Fakturierung meint den Vorgang der Rechnungslegung an einen Kunden über eine erbrachte Leistung und/oder Lieferung. Die Fakturierung ist ein Bestandteil des Rechnungswesens, bei der eine Verbuchung des Geschäftsvorgangs auf die entsprechenden Konten erfolgt. Das können sein: Umsatzerlöse, Forderungen, Kasse, Bank, Vorsteuer, Umsatzsteuer etc.. Sowohl an die Rechnung als auch an den Fakturierungsvorgang sind verschiedene Mindestanforderungen des Handels- und Steuerrechts geknüpft. Die Rechnung trägt Name und Anschrift des Rechnungsstellers und -Empfängers, eine Liste aller erbrachten Leistungen und/oder gelieferten Waren und deren Preis, entsprechende Umsatzsteuerbeträge, Zahlungsbedingungen, ggf.

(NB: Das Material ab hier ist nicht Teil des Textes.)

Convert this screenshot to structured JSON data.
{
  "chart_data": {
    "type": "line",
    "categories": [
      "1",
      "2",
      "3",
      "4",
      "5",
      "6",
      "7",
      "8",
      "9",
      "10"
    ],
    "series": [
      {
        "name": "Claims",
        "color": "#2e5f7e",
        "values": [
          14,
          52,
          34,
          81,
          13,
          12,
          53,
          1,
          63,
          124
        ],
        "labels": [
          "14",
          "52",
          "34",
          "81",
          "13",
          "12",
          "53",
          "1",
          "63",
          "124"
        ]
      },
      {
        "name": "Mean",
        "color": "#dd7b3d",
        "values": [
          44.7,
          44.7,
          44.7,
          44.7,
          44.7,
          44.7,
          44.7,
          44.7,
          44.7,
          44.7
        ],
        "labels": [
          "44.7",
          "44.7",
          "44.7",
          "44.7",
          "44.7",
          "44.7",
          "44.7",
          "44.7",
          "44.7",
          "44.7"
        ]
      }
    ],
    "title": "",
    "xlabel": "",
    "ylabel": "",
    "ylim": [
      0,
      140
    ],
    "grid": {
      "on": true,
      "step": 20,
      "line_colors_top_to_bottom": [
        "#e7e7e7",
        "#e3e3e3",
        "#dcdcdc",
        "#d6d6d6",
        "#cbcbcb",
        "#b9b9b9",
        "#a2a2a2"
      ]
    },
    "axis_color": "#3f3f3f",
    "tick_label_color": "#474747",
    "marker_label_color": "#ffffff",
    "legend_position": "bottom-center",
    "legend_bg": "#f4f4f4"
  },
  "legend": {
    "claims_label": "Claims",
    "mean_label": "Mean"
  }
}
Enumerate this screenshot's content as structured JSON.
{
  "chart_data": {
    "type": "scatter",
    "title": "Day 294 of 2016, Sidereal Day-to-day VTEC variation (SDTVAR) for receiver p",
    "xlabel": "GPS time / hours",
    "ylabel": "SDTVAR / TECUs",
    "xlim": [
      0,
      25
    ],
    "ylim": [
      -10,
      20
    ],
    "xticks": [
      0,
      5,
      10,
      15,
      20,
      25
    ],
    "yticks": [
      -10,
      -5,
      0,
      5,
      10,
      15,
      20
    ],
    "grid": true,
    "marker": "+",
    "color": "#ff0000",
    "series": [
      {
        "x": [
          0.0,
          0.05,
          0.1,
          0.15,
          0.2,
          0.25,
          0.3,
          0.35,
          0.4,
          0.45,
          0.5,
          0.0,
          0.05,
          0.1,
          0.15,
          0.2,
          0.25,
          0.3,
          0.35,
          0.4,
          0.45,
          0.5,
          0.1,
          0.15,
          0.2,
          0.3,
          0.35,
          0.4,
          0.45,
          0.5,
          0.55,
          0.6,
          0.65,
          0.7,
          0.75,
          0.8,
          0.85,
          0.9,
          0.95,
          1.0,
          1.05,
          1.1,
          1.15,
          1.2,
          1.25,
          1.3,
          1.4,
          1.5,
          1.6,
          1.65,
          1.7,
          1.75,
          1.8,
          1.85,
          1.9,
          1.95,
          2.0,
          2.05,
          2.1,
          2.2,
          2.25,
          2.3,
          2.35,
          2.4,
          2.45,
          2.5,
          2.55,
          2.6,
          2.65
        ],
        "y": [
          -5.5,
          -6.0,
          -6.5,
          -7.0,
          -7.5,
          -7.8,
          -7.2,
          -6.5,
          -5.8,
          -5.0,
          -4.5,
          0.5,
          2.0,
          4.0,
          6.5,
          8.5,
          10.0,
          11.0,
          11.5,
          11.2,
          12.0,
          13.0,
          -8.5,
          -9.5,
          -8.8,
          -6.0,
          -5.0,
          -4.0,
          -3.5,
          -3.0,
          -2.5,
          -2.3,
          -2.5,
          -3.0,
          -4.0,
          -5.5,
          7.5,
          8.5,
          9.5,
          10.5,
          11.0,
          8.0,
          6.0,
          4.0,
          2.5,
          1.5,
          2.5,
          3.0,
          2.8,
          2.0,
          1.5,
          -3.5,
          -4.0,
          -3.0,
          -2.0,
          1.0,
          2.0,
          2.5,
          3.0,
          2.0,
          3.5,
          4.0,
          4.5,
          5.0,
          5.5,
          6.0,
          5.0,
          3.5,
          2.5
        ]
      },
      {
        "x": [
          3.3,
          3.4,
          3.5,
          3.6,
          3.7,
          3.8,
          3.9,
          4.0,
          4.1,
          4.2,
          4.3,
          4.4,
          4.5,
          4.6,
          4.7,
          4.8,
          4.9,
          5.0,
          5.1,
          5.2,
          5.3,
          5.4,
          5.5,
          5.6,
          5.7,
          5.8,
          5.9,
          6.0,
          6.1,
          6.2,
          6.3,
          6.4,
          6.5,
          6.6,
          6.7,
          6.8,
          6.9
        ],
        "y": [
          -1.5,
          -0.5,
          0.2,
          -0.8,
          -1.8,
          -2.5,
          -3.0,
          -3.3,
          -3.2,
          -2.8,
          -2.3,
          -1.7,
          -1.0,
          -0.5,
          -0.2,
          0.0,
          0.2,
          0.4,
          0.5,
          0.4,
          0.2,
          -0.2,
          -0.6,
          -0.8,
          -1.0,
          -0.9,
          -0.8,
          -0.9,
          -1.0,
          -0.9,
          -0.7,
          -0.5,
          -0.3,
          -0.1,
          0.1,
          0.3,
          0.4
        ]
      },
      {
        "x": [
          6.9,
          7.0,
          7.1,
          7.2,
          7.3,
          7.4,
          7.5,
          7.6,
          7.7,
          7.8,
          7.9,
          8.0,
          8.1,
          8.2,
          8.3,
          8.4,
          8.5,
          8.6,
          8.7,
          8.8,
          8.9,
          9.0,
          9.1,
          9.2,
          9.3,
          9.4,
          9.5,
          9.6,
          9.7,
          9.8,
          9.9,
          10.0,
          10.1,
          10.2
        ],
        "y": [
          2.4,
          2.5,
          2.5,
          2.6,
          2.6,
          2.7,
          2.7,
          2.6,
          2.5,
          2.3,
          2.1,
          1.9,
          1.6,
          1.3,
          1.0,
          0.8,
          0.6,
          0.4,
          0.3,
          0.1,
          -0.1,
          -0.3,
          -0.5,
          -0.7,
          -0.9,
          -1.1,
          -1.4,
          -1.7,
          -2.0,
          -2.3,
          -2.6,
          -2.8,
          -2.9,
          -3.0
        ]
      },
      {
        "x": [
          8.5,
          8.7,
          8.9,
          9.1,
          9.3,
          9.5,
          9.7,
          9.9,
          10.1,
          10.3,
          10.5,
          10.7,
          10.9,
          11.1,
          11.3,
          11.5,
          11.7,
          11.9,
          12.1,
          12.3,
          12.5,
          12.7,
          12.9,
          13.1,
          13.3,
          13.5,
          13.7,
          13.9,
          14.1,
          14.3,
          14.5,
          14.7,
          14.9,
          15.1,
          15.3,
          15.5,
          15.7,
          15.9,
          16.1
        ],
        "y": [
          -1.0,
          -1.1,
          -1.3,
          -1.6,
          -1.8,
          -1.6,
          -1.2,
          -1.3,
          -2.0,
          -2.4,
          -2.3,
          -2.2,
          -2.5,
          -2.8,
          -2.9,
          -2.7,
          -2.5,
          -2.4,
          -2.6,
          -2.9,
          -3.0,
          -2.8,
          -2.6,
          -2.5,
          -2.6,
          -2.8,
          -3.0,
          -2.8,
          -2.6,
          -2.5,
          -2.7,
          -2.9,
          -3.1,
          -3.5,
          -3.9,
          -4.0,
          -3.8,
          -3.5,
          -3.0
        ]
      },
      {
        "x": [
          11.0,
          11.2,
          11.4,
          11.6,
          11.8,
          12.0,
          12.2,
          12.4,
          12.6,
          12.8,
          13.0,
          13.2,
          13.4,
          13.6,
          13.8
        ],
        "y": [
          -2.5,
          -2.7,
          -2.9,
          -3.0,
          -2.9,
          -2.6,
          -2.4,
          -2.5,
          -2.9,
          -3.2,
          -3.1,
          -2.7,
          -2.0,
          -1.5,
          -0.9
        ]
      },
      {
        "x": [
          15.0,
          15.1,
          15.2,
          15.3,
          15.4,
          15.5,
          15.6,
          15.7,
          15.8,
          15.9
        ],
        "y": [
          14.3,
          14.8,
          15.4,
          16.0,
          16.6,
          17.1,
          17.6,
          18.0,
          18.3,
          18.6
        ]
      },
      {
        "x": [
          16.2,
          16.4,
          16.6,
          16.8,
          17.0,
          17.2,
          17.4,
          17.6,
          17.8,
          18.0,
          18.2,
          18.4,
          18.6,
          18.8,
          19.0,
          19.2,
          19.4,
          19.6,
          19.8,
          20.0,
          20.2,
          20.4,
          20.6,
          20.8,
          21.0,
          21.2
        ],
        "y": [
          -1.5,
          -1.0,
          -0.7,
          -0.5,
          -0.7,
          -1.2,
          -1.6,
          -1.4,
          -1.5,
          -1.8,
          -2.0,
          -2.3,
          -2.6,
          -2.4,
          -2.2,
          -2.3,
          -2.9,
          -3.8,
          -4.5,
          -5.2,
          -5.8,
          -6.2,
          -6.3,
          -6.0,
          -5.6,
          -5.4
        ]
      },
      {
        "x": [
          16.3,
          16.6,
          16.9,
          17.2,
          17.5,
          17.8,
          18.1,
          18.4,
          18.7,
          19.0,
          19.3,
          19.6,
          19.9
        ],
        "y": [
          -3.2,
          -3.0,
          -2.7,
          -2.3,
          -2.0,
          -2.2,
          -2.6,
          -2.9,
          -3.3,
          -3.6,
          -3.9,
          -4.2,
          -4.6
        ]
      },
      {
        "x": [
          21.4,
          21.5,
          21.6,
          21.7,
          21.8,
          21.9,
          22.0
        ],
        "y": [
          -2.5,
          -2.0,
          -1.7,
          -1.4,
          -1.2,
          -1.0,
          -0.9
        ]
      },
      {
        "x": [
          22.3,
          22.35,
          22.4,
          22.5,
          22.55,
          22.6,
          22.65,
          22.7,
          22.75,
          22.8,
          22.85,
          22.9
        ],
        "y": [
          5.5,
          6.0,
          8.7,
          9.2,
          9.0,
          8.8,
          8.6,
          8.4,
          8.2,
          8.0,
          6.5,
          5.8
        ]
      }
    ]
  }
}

Bankverbindung, das Erstellungsdatum, die Steuer-Nummer des Rechnungsstellers und eine eindeutige Rechnungsnummer zu enthalten.
Es ist heute selbstverständlich, dass nahezu alle Unternehmens-Informationssysteme Fakturierungsvorgänge in verschiedenen Spielarten unterstützen. In manchen Unternehmen gilt es beispielsweise die Erfordernisse informationstechnisch abzubilden und Erfassung und Auswertung in geeigneter Form aufzubereiten. Dies geschieht mit einer entsprechenden Fakturierungs-Software, die auch ein Controlling auf Basis einer skalierbaren und mehrschichtigen DNS (Distributed interNet Architecture) erlaubt. Als Serverplattform genügt Microsoft NT oder ein Windows 2000 Server. Clientseitig wird ein Browser oder ein Windows-Client benötigt. Das wird Ganze über einen Kontaktmanager mit einer Adressverwaltung kombiniert und idealerweise mit Schnittstellen zu anderen User-Verwaltungssystemen ausgestattet. Eine weitere Möglichkeit ist die Zeiterfassung, die es erlaubt Unternehmenswichtige Daten aus dem Produktions-/Dienstleistungsbereich direkt einzubinden. In der Praxis erlaubt eine solche Fakturierungssoftware folgenden Funktionsumfang:
Lieferscheine, Rechnungen, Gutschriften, Mahnwesen, Rechnungsstellung manuell oder aus der Zeiterfassung heraus. Budgetrechnungen mit Abschlägen, eine automatische Kontrolle von Zahlungszielen mit Anbindung an Online-Zahlungsverkehr, vorgefertigte Fakturierungsformulare mit einer einfachen Anpassung des Layouts, die Verwaltung von Verbindlichkeiten mit Zuordnung von frei definierbaren Kostenstellen, die Ermittlung der Deckung von Projekten und der Auslastung von Mitarbeitern sowie die Übernahme der Daten in Planungstabellen.
Obwohl jede Firma andere Ansprüche an die Fakturierung hat, wird ein Unternehmen, das international tätig ist, seine Geschäftsprozesse übergreifend ausrichten. Eine rein funktionale Organisation muss in eine Prozessorganisation münden. Ein integriertes CRM-Modul schließt den Kreis der Prozessoptimierung. Von der Marktsegmentierung und der Kundenakquisition bis zur Bestellabwicklung, Lagerbewirtschaftung, Fakturierung und Kundenbetreuung wird hierbei ein durchgehender Prozess vollständig abgebildet.
Für das Home-Office und kleinere KMU's gibt es zahlreiche preisgünstige Softwarelösungen zur Fakturierung. Für die Büro-Administration werden hier meist folgende grundlegenden Funktionalitäten zusammengefasst: Verwaltung der offene Posten - diese erlaubt Ihnen zu jeder Zeit einen Überblick über Ihre aktuellen Außenstände. Die Buchung von Zahlungseingängen und Zahlungsausgängen -
und meist ein integriertes Mahnwesen, mit vorgefertigten Formularen, das Ihnen hilft auf einfache Art säumige Zahler an ihre Zahlungsverpflichtungen zu erinnern. Etwas komfortabler wird es, wenn die
Übergabe der Daten an eine Finanzbuchhaltung vorgesehen ist: der Vorteil ist dabei, dass Sie die verschiedenen Daten der Fakturierung nicht noch einmal in Ihrer Finanzbuchhaltung erfassen müssen.